After initially delaying announcing its third quarter results, Transocean reported a third-quarter loss of $6.12 per share.
The confirmation comes after the firm was hit by $2.76billion worth of impairment charges, forcing the firm to push back its schedualed financial announcement.
Revenue for its third quarter earnings decreased by $58million to $2.27billion.
The firm credited lower revenue efficiency and an increase in out-of-service time for the drop.
The decline comes after a period which saw the firm fulfil its biggest batch of orders for rigs since the beginning of deep-water drilling in the 1970s.

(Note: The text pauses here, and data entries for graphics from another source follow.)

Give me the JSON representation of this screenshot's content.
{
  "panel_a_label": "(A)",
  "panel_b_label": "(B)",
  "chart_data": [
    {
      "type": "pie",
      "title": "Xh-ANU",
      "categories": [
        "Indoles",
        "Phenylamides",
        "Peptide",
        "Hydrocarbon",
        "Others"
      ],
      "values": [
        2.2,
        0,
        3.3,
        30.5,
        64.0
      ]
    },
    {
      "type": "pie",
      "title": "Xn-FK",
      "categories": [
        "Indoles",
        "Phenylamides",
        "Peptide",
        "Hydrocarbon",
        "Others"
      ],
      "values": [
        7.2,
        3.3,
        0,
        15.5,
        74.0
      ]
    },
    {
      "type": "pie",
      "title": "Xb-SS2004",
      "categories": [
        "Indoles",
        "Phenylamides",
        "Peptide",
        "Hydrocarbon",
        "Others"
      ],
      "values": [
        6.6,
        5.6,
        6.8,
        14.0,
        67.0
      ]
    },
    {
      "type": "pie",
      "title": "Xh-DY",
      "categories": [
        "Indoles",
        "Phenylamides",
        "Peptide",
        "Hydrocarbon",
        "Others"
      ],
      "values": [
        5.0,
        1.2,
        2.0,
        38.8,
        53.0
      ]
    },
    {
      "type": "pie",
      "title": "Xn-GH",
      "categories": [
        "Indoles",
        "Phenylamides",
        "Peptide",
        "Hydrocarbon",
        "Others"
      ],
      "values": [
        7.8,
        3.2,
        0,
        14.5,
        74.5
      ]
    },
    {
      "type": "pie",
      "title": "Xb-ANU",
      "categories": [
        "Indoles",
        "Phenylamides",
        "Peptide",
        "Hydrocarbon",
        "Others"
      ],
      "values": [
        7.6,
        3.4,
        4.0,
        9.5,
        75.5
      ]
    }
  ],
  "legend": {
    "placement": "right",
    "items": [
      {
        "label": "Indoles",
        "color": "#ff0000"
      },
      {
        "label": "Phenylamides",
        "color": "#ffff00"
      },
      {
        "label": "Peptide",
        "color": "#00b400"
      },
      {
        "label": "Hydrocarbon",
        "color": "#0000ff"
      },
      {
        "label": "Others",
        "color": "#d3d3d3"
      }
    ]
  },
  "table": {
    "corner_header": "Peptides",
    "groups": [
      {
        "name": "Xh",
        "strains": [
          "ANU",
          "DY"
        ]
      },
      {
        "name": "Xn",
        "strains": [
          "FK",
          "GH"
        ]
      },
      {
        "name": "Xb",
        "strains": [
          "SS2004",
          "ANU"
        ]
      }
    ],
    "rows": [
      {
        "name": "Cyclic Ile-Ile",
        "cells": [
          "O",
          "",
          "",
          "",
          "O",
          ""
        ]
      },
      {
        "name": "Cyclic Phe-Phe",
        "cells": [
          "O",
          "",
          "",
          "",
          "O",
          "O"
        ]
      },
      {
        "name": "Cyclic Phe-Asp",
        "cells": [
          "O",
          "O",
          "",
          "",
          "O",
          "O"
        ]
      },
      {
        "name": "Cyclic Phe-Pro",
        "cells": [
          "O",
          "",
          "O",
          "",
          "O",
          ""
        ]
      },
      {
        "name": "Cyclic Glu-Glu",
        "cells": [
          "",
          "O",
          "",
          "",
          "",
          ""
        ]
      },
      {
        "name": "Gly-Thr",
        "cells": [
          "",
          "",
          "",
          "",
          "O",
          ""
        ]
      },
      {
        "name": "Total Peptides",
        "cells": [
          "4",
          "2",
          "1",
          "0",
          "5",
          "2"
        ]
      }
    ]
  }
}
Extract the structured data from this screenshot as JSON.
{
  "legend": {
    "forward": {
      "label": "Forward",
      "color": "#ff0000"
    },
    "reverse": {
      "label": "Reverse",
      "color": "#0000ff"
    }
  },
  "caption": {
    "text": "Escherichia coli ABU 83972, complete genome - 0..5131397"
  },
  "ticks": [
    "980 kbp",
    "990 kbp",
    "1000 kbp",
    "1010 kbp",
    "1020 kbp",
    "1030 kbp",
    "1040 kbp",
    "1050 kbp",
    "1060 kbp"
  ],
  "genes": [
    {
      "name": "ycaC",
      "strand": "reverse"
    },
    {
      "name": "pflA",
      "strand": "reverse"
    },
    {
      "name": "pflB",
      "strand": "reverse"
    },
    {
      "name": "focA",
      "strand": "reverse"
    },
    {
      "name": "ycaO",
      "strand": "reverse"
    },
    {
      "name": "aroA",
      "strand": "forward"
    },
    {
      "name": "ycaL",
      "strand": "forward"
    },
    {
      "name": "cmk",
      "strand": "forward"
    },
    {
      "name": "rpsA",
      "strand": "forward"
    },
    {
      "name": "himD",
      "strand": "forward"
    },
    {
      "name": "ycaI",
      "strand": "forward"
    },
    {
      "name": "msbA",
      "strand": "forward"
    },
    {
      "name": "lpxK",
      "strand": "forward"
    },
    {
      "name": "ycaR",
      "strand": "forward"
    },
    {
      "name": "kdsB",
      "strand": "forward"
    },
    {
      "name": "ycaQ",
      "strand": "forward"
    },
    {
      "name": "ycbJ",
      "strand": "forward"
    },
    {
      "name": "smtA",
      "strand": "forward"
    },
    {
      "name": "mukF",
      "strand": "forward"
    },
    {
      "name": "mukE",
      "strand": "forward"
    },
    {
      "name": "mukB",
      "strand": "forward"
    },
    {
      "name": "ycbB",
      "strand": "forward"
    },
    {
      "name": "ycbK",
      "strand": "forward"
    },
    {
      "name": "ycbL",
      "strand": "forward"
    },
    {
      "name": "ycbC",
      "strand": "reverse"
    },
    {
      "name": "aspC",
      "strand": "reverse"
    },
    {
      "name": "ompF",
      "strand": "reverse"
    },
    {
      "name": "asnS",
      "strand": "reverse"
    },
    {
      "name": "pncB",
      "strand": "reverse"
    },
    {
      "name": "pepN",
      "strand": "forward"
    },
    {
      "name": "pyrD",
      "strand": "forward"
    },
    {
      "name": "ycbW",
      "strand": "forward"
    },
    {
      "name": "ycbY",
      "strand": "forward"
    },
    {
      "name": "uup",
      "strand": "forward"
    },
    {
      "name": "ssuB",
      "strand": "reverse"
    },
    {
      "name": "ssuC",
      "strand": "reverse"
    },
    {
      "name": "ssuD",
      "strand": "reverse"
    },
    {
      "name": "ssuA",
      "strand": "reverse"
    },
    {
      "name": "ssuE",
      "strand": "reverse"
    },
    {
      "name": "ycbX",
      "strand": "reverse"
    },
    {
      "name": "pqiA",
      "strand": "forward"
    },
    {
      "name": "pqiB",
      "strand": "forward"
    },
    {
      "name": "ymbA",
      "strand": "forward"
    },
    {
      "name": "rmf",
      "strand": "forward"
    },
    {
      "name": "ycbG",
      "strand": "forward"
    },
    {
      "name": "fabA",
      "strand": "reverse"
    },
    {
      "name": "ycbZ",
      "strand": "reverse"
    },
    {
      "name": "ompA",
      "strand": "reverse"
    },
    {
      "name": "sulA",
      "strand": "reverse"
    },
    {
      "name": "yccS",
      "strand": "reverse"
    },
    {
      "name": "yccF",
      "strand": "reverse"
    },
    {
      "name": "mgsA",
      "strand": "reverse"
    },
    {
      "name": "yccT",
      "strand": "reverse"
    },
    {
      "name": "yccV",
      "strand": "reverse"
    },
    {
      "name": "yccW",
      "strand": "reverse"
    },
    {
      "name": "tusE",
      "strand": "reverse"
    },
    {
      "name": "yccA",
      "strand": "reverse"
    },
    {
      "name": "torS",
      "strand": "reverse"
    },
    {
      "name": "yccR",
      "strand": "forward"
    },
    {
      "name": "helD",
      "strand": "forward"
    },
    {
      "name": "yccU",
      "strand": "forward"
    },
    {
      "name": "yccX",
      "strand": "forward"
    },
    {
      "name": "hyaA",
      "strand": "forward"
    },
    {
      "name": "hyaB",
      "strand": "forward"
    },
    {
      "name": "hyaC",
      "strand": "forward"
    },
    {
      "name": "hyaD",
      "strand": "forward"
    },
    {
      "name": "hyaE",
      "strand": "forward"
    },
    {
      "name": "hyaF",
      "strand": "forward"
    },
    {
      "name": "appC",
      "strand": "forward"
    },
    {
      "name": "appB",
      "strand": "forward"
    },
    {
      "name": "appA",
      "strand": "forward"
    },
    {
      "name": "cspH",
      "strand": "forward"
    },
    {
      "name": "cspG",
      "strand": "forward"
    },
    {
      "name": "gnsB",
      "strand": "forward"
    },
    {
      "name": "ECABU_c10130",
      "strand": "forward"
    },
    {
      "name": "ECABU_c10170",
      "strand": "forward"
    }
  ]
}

But dipped oil prices and cancelled order books have since shifted the company into a period of oversupply.
A company spokesperson said: “Operating and maintenance expenses increased $105million sequentially to $1.318billion, as anticipated.
“The increase was due primarily to higher shipyard expenses mainly associated with planned special periodic surveys and other maintenance on several harsh environment floaters as well as contract preparation on the Transocean Amirante.”
In its latest financial report, the firm broke down the share dip line-by-line.
A total of $1.9billion, or $5.29 per diluted share, was the result of a non-cash goodwill impairment. “The impairment is due primarily to the decline in the market valuation of the company’s contract drilling services business,” according to the firm.
A total of $693million, or $1.91 per diluted share, was a result of the associated impairment of the Deepwater Floater asset group due to the deterioration of the market outlook.
A total of $7million, or $0.02 per diluted share, was a result of impairments of assets classified as held for sale.
A total of $4million, or $0.01 per diluted share, was associated with the loss on disposal of assets and other miscellaneous items.
Finally a total of $3million, or $0.01 per diluted share, was due to costs related to one-time termination benefits.